In 1845 he joined the Methodist Episcopal Conference of Virginia and began to preach in the mountain region of that state where he remained for four years.
In 1850 he removed to Iowa, locating to Pittsburg in Van Buren County, where he preached through the Keosauqua circuit, joining the Fairfield Conference.
He was a public speaker of rare eloquence and was frequently invited to deliver lectures, among which was a ‘Reply to Ingersoll,' ‘The Constitution,' ‘Declaration of Independence' and many other topics.
He opposed the Lecompton Constitution written by proslavery Kansans and supported the popular sovereignty view of Stephen Douglas.
In his article "The Bloodmarket of the Rich", Dean argued the entire war was conceived by an international conspiracy of bankers and "stock-gamblers".
[citation needed] Dean was arrested for disloyal utterances and confined in prison for two weeks by order of Government officials.

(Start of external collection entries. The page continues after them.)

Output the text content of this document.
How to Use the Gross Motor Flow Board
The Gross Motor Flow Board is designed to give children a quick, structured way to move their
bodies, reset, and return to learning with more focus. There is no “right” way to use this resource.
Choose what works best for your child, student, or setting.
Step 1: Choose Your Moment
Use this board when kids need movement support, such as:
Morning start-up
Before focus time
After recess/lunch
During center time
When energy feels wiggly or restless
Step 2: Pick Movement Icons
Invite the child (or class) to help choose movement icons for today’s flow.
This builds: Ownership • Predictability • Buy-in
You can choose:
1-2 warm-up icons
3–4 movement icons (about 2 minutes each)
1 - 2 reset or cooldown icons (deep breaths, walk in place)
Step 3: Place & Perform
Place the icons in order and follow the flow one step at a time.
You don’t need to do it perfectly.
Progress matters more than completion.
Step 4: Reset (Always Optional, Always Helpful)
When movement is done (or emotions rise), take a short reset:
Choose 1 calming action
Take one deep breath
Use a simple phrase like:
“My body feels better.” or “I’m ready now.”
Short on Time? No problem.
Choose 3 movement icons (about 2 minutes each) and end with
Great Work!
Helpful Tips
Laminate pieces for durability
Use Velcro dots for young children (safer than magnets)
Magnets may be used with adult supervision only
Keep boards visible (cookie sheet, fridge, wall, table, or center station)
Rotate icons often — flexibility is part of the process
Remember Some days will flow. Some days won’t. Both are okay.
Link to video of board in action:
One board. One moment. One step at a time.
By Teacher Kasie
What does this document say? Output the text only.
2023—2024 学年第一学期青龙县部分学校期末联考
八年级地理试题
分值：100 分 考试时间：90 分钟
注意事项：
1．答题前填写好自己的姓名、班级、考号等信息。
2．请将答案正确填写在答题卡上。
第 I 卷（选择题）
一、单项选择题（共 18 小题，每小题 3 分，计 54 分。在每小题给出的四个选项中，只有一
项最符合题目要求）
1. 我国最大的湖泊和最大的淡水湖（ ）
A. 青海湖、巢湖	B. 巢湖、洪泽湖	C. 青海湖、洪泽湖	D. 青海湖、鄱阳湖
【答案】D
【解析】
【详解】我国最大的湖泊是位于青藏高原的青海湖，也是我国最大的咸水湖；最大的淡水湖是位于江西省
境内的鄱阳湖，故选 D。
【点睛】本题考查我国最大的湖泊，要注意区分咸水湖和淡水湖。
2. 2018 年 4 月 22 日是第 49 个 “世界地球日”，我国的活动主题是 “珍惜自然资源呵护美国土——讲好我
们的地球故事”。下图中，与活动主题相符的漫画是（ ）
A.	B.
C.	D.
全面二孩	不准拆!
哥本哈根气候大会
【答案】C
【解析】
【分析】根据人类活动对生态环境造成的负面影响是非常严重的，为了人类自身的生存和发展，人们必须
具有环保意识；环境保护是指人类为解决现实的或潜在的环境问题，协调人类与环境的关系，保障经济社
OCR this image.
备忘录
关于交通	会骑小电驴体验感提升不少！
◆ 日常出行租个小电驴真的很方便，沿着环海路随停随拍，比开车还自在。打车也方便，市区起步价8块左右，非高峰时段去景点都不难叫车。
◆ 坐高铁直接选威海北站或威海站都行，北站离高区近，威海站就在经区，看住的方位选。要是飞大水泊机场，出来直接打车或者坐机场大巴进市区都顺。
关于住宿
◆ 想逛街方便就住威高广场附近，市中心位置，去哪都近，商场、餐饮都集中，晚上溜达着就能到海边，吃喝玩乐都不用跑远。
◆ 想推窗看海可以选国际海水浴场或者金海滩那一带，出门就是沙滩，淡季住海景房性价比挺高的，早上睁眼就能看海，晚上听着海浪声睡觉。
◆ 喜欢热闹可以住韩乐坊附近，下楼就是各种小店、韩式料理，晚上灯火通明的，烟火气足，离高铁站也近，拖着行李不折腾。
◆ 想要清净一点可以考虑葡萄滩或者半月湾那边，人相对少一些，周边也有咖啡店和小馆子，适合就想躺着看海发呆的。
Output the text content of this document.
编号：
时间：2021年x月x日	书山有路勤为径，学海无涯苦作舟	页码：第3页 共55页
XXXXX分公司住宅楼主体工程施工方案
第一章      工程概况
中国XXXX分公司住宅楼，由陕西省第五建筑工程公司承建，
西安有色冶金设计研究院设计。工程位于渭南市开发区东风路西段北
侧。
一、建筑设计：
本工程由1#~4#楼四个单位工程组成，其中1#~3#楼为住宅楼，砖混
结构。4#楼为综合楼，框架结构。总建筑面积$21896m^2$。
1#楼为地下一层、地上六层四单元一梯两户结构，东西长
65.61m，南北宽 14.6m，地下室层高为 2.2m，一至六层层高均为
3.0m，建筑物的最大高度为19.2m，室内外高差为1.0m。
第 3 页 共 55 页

He would sit down on a curbstone with his book, careless or unconscious of the clatter of commerce and the tramp of the passing crowds, and bury himself in his studies by the hour, never changing his position except to draw in his knees now and then to let a dray pass unobstructed; and when his book was finished, its contents, however abstruse, had been burned into his memory, and were his permanent possession.